I arrive at the theatre something of a Brontë virgin, having never read any of the sisters’ books (I know, you’re appalled, but I’m a child of the 60s and I did science at school and university – blame The Two Cultures). As it turns out, this lack of knowledge may have been an advantage.

Theatres spend a lot of time putting on well-known stories (the West End is full of film adaptations and revived shows). During a recent production of Great Expectations I found myself wondering why on earth the theatre was doing it. But then, if you build a palace of culture, I thought smugly, you have to fill it with product. During the interval in the Dickens show, I noticed a couple of people who’d clearly not been to the theatre before, and certainly didn’t know the story, talking about it with great enthusiasm. Then, at the point in act two where Pip returns to the marshes and offers to marry the girl he left behind and discovers she is betrothed to his brother–in-law, one of them shouted “oh no!” in a loud voice. A brief chuckle scattered throughout the auditorium, but it was a supportive, understanding laugh in which we recognised surprise and pleasure in a well-turned story.

Like losing your virginity, you only get that surprise and pleasure once. Ask anyone who’s directed a comedy for the stage. You have to remember the first time you read that comedy as it’s never that funny again. Tragedy, on the other hand, is perpetually hilarious, in rehearsal at least.

The Tenant of Wildfell Hall, Bolton Octagon, image by Richard DavenportSo Bolton Octagon took my Brontë virginity, and I was delighted to surrender.

Anne Brontë was only 28 when she wrote The Tenant of Wildfell Hall, a book about the consequences of women’s unjust legal subjugation to men and the emotional confusion and distress that often went with it. But not all her men are bad men, and not all her women good.

It’s socially complex and a bit of a thriller, triggered by the arrival in the village of a new tenant at the run-down mansion, Wildfell Hall. Soon the tongues are wagging and, by the end of the first act, Brontë first-timers like me are wondering what on earth the mysterious widow Mrs Graham, the eponymous new tenant, has done to deserve the opprobrious gossip of the village? Could it simply be that she has replaced Eliza, daughter of the Reverned Millward, in the affections of our muscular farmer hero Gilbert Markham, or is there more to it?

All is revealed in act two, of course, and rather satisfactorily. There is an interesting moment which only a Brontë naïf can appreciate where one of the characters may or may not die. If you’ve read the book – as my partner had done – you’re thinking ‘oh, get on with it’ but if you’re me, you’re on tenterhooks.
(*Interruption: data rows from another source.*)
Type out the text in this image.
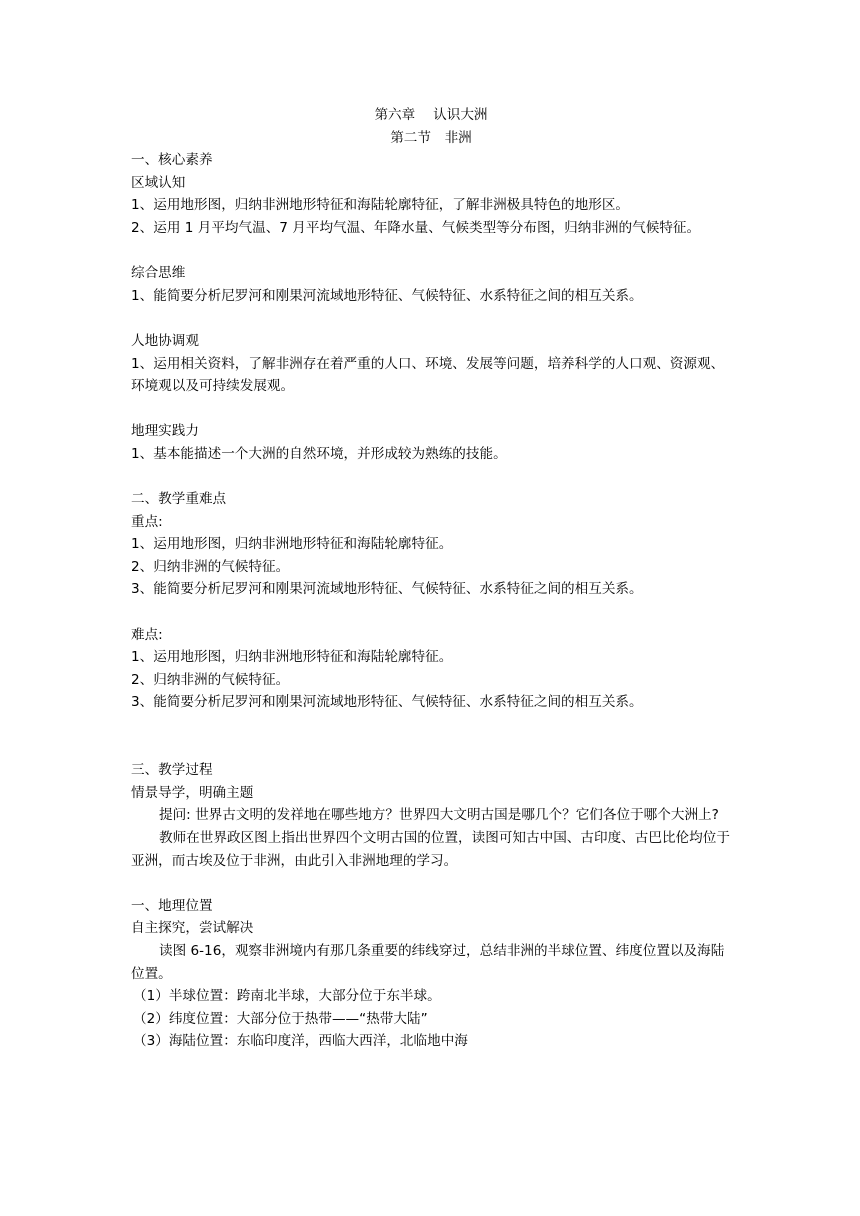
第六章　 认识大洲
第二节　非洲
一、核心素养
区域认知
1、运用地形图，归纳非洲地形特征和海陆轮廓特征，了解非洲极具特色的地形区。
2、运用 1 月平均气温、7 月平均气温、年降水量、气候类型等分布图，归纳非洲的气候特征。
综合思维
1、能简要分析尼罗河和刚果河流域地形特征、气候特征、水系特征之间的相互关系。
人地协调观
1、运用相关资料，了解非洲存在着严重的人口、环境、发展等问题，培养科学的人口观、资源观、环境观以及可持续发展观。
地理实践力
1、基本能描述一个大洲的自然环境，并形成较为熟练的技能。
二、教学重难点
重点:
1、运用地形图，归纳非洲地形特征和海陆轮廓特征。
2、归纳非洲的气候特征。
3、能简要分析尼罗河和刚果河流域地形特征、气候特征、水系特征之间的相互关系。
难点:
1、运用地形图，归纳非洲地形特征和海陆轮廓特征。
2、归纳非洲的气候特征。
3、能简要分析尼罗河和刚果河流域地形特征、气候特征、水系特征之间的相互关系。
三、教学过程
情景导学，明确主题
提问: 世界古文明的发祥地在哪些地方？世界四大文明古国是哪几个？它们各位于哪个大洲上?
教师在世界政区图上指出世界四个文明古国的位置，读图可知古中国、古印度、古巴比伦均位于亚洲，而古埃及位于非洲，由此引入非洲地理的学习。
一、地理位置
自主探究，尝试解决
读图 6-16，观察非洲境内有那几条重要的纬线穿过，总结非洲的半球位置、纬度位置以及海陆位置。
（1）半球位置：跨南北半球，大部分位于东半球。
（2）纬度位置：大部分位于热带——“热带大陆”
（3）海陆位置：东临印度洋，西临大西洋，北临地中海
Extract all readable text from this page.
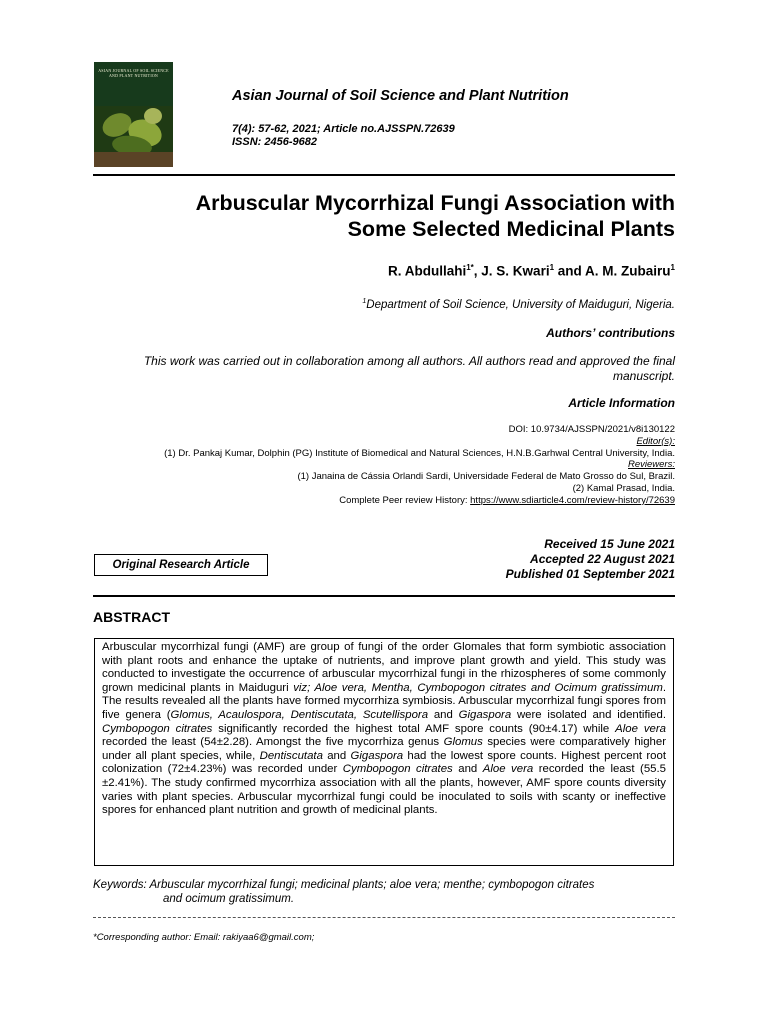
ASIAN JOURNAL OF SOIL SCIENCE AND PLANT NUTRITION
Asian Journal of Soil Science and Plant Nutrition
7(4): 57-62, 2021; Article no.AJSSPN.72639
ISSN: 2456-9682
Arbuscular Mycorrhizal Fungi Association with
Some Selected Medicinal Plants
R. Abdullahi$^{1*}$, J. S. Kwari$^1$ and A. M. Zubairu$^1$
$^1$Department of Soil Science, University of Maiduguri, Nigeria.
Authors’ contributions
This work was carried out in collaboration among all authors. All authors read and approved the final
manuscript.
Article Information
DOI: 10.9734/AJSSPN/2021/v8i130122
Editor(s):
(1) Dr. Pankaj Kumar, Dolphin (PG) Institute of Biomedical and Natural Sciences, H.N.B.Garhwal Central University, India.
Reviewers:
(1) Janaina de Cássia Orlandi Sardi, Universidade Federal de Mato Grosso do Sul, Brazil.
(2) Kamal Prasad, India.
Complete Peer review History: https://www.sdiarticle4.com/review-history/72639
Original Research Article
Received 15 June 2021
Accepted 22 August 2021
Published 01 September 2021
ABSTRACT
Arbuscular mycorrhizal fungi (AMF) are group of fungi of the order Glomales that form symbiotic association with plant roots and enhance the uptake of nutrients, and improve plant growth and yield. This study was conducted to investigate the occurrence of arbuscular mycorrhizal fungi in the rhizospheres of some commonly grown medicinal plants in Maiduguri viz; Aloe vera, Mentha, Cymbopogon citrates and Ocimum gratissimum. The results revealed all the plants have formed mycorrhiza symbiosis. Arbuscular mycorrhizal fungi spores from five genera (Glomus, Acaulospora, Dentiscutata, Scutellispora and Gigaspora were isolated and identified. Cymbopogon citrates significantly recorded the highest total AMF spore counts (90±4.17) while Aloe vera recorded the least (54±2.28). Amongst the five mycorrhiza genus Glomus species were comparatively higher under all plant species, while, Dentiscutata and Gigaspora had the lowest spore counts. Highest percent root colonization (72±4.23%) was recorded under Cymbopogon citrates and Aloe vera recorded the least (55.5 ±2.41%). The study confirmed mycorrhiza association with all the plants, however, AMF spore counts diversity varies with plant species. Arbuscular mycorrhizal fungi could be inoculated to soils with scanty or ineffective spores for enhanced plant nutrition and growth of medicinal plants.
Keywords: Arbuscular mycorrhizal fungi; medicinal plants; aloe vera; menthe; cymbopogon citrates
and ocimum gratissimum.
*Corresponding author: Email: rakiyaa6@gmail.com;
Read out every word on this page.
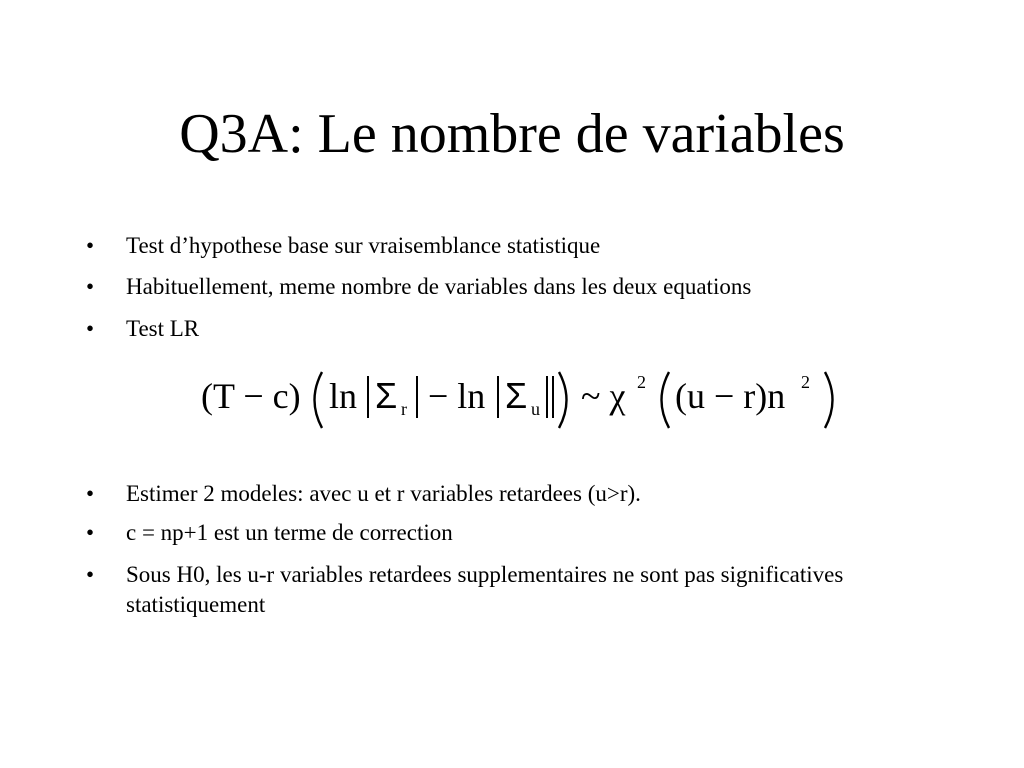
Q3A: Le nombre de variables
• Test d’hypothese base sur vraisemblance statistique
• Habituellement, meme nombre de variables dans les deux equations
• Test LR
• Estimer 2 modeles: avec u et r variables retardees (u>r).
• c = np+1 est un terme de correction
• Sous H0, les u-r variables retardees supplementaires ne sont pas significatives statistiquement
(T − c) ln Σ r − ln Σ u ~ χ 2 (u − r)n 2
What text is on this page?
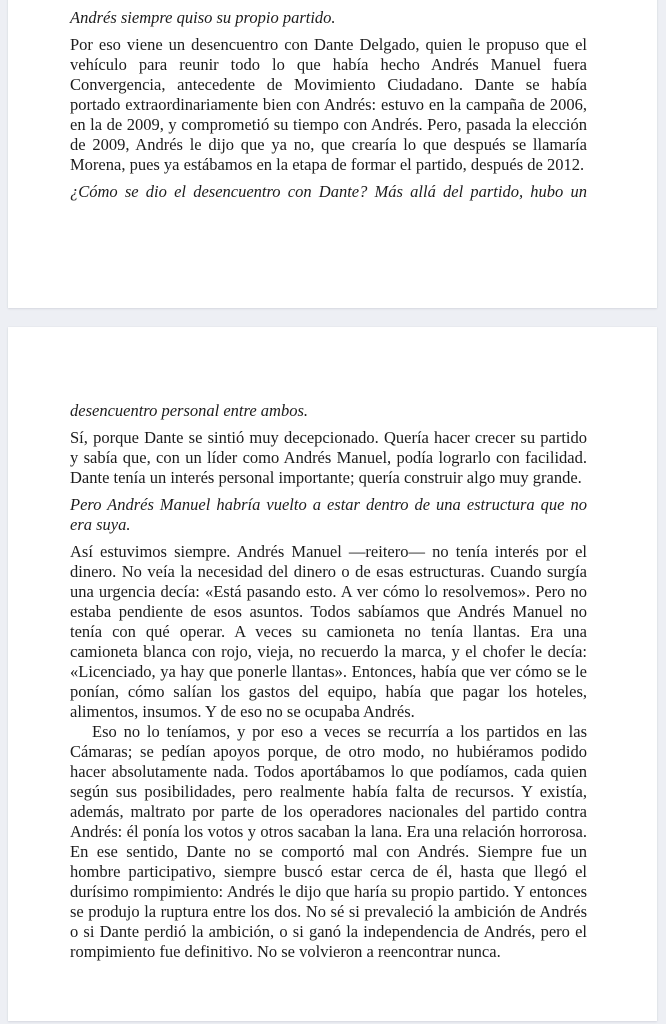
Andrés siempre quiso su propio partido.

Por eso viene un desencuentro con Dante Delgado, quien le propuso que el vehículo para reunir todo lo que había hecho Andrés Manuel fuera Convergencia, antecedente de Movimiento Ciudadano. Dante se había portado extraordinariamente bien con Andrés: estuvo en la campaña de 2006, en la de 2009, y comprometió su tiempo con Andrés. Pero, pasada la elección de 2009, Andrés le dijo que ya no, que crearía lo que después se llamaría Morena, pues ya estábamos en la etapa de formar el partido, después de 2012.

¿Cómo se dio el desencuentro con Dante? Más allá del partido, hubo un

desencuentro personal entre ambos.

Sí, porque Dante se sintió muy decepcionado. Quería hacer crecer su partido y sabía que, con un líder como Andrés Manuel, podía lograrlo con facilidad. Dante tenía un interés personal importante; quería construir algo muy grande.

Pero Andrés Manuel habría vuelto a estar dentro de una estructura que no era suya.

Así estuvimos siempre. Andrés Manuel —reitero— no tenía interés por el dinero. No veía la necesidad del dinero o de esas estructuras. Cuando surgía una urgencia decía: «Está pasando esto. A ver cómo lo resolvemos». Pero no estaba pendiente de esos asuntos. Todos sabíamos que Andrés Manuel no tenía con qué operar. A veces su camioneta no tenía llantas. Era una camioneta blanca con rojo, vieja, no recuerdo la marca, y el chofer le decía: «Licenciado, ya hay que ponerle llantas». Entonces, había que ver cómo se le ponían, cómo salían los gastos del equipo, había que pagar los hoteles, alimentos, insumos. Y de eso no se ocupaba Andrés.

Eso no lo teníamos, y por eso a veces se recurría a los partidos en las Cámaras; se pedían apoyos porque, de otro modo, no hubiéramos podido hacer absolutamente nada. Todos aportábamos lo que podíamos, cada quien según sus posibilidades, pero realmente había falta de recursos. Y existía, además, maltrato por parte de los operadores nacionales del partido contra Andrés: él ponía los votos y otros sacaban la lana. Era una relación horrorosa. En ese sentido, Dante no se comportó mal con Andrés. Siempre fue un hombre participativo, siempre buscó estar cerca de él, hasta que llegó el durísimo rompimiento: Andrés le dijo que haría su propio partido. Y entonces se produjo la ruptura entre los dos. No sé si prevaleció la ambición de Andrés o si Dante perdió la ambición, o si ganó la independencia de Andrés, pero el rompimiento fue definitivo. No se volvieron a reencontrar nunca.
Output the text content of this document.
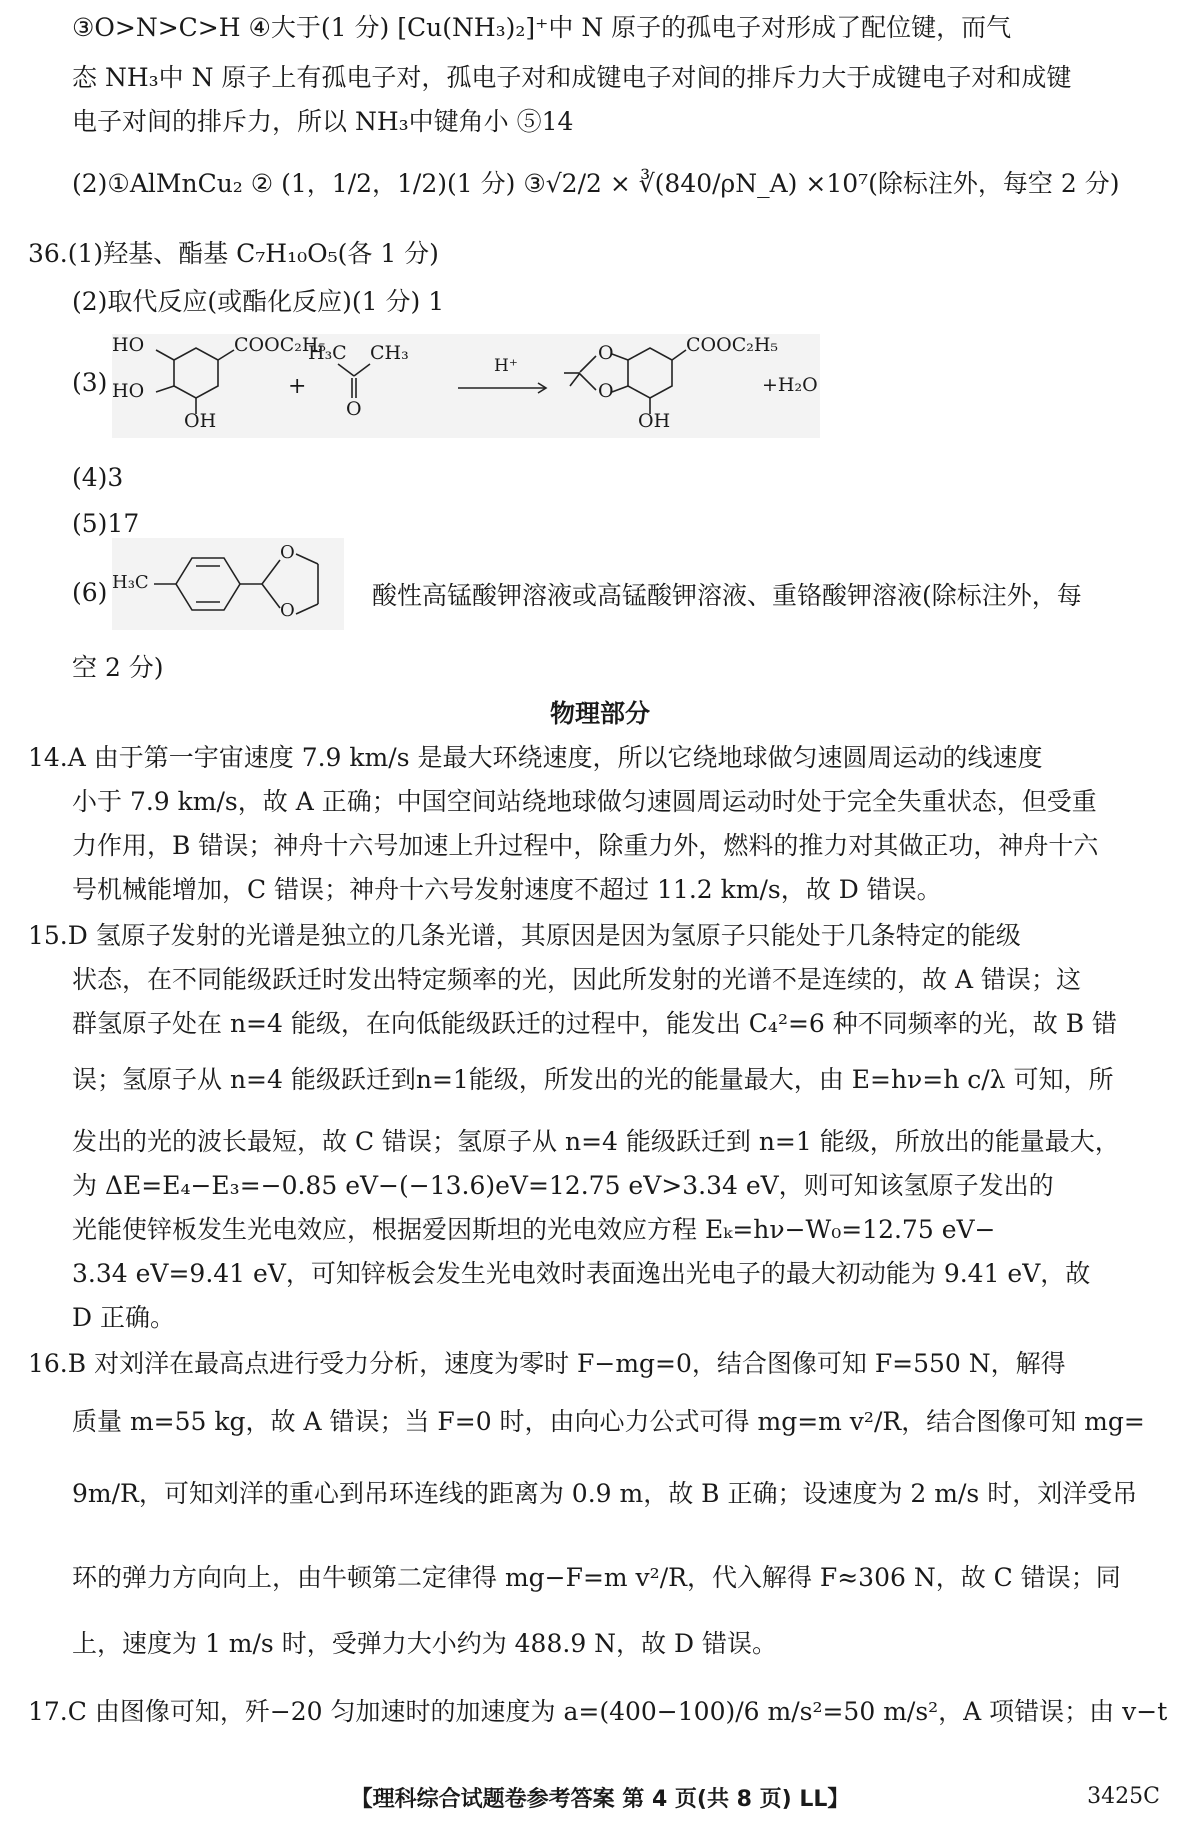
③O>N>C>H ④大于(1 分) [Cu(NH₃)₂]⁺中 N 原子的孤电子对形成了配位键，而气
态 NH₃中 N 原子上有孤电子对，孤电子对和成键电子对间的排斥力大于成键电子对和成键
电子对间的排斥力，所以 NH₃中键角小 ⑤14
(2)①AlMnCu₂ ② (1，1/2，1/2)(1 分) ③√2/2 × ∛(840/ρN_A) ×10⁷(除标注外，每空 2 分)
36.(1)羟基、酯基 C₇H₁₀O₅(各 1 分)
(2)取代反应(或酯化反应)(1 分) 1
(3)
HO
HO
OH
COOC₂H₅
+
H₃C CH₃
O
H⁺
O
O
COOC₂H₅
OH
+H₂O
(4)3
(5)17
(6) H₃C
O
O
酸性高锰酸钾溶液或高锰酸钾溶液、重铬酸钾溶液(除标注外，每
空 2 分)
物理部分
14.A 由于第一宇宙速度 7.9 km/s 是最大环绕速度，所以它绕地球做匀速圆周运动的线速度
小于 7.9 km/s，故 A 正确；中国空间站绕地球做匀速圆周运动时处于完全失重状态，但受重
力作用，B 错误；神舟十六号加速上升过程中，除重力外，燃料的推力对其做正功，神舟十六
号机械能增加，C 错误；神舟十六号发射速度不超过 11.2 km/s，故 D 错误。
15.D 氢原子发射的光谱是独立的几条光谱，其原因是因为氢原子只能处于几条特定的能级
状态，在不同能级跃迁时发出特定频率的光，因此所发射的光谱不是连续的，故 A 错误；这
群氢原子处在 n=4 能级，在向低能级跃迁的过程中，能发出 C₄²=6 种不同频率的光，故 B 错
误；氢原子从 n=4 能级跃迁到n=1能级，所发出的光的能量最大，由 E=hν=h c/λ 可知，所
发出的光的波长最短，故 C 错误；氢原子从 n=4 能级跃迁到 n=1 能级，所放出的能量最大，
为 ΔE=E₄−E₃=−0.85 eV−(−13.6)eV=12.75 eV>3.34 eV，则可知该氢原子发出的
光能使锌板发生光电效应，根据爱因斯坦的光电效应方程 Eₖ=hν−W₀=12.75 eV−
3.34 eV=9.41 eV，可知锌板会发生光电效时表面逸出光电子的最大初动能为 9.41 eV，故
D 正确。
16.B 对刘洋在最高点进行受力分析，速度为零时 F−mg=0，结合图像可知 F=550 N，解得
质量 m=55 kg，故 A 错误；当 F=0 时，由向心力公式可得 mg=m v²/R，结合图像可知 mg=
9m/R，可知刘洋的重心到吊环连线的距离为 0.9 m，故 B 正确；设速度为 2 m/s 时，刘洋受吊
环的弹力方向向上，由牛顿第二定律得 mg−F=m v²/R，代入解得 F≈306 N，故 C 错误；同
上，速度为 1 m/s 时，受弹力大小约为 488.9 N，故 D 错误。
17.C 由图像可知，歼−20 匀加速时的加速度为 a=(400−100)/6 m/s²=50 m/s²，A 项错误；由 v−t
【理科综合试题卷参考答案 第 4 页(共 8 页) LL】	3425C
The cast of eight give fine, nicely detailed performances, but Phoebe Pryce excels as Mrs Graham, a woman with balls, and Natasha Davidson shades Eliza’s move from girlish-intended to woman-scorned brilliantly. There’s a child and a dog in it too, both of whom acquit themselves admirably but don’t steal the show.

Played in the round on a tiny stage, we feel like we’re in the room with the action. Amanda Stoodley’s design evokes a Yorkshire cottage and a country house very simply, with costumes beautifully realised in considerable detail. But the play is transferring York Theatre Royal, a proscenium arch theatre with 900 seats, so that’ll be interesting.

If I have a gripe about the play, it’s only this: Gilbert Markham was a very clean farmer.